Family First did not do this. When it presented results and disseminated research through its publications, the Board held that it did so predominantly to advance its point of view.

What did the High Court say?

The High Court agreed with the Board. It said that Family First’s primary activity is advocacy for a specific viewpoint, which it carries out by holding an annual conference and publishing material that contains opinion and information supportive of its viewpoint.

The High Court said that there was a distinction between promoting the role of family in society and promoting one form of family. The former was charitable status but the latter was not. The High Court said that an organisation that first and foremost promotes the traditional family unit cannot be for the public benefit because this model runs contrary to human rights law which now prohibits discrimination on this basis. The High Court also noted other obstacles to Family First’s charitable status, including its advocating for the lessening of access to abortion and for its rejection of any legislation enabling assisted death.

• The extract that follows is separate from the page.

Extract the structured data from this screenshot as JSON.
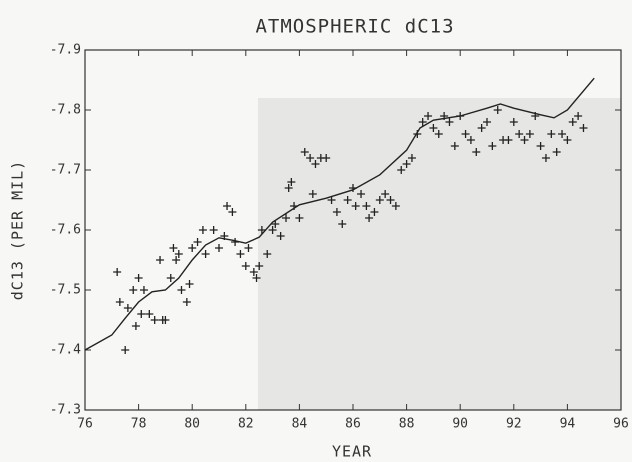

The implications for Australian charities

Australian charities which advocate for heterosexual marriage might be unsure about the impact of this case. The Salvation Army in Australia has publically expressed concern that its charitable status could be at risk due to the recent legalisation of same-sex marriage. However, an Australian High Court case in 2010 confirmed that advocacy does not disqualify a charity from maintaining charitable status. In that case, “the generation by lawful means of public debate … concerning the efficiency of foreign aid directed to the relief of poverty” was a charitable purpose beneficial to the community. We remind charities that if the charity has a main purpose that is charitable, such as advancing religion or advancing education, and its main purpose is for the public benefit, then the charity is permitted to have purposes or engage in activities that are non-charitable as long as that purpose or activity is:

  • incidental or ancillary to the charity’s main charitable purpose; and
  • not engaging in, or promoting, activities that are unlawful or contrary to public policy; and
  • not promoting or opposing a political party or a candidate for political office.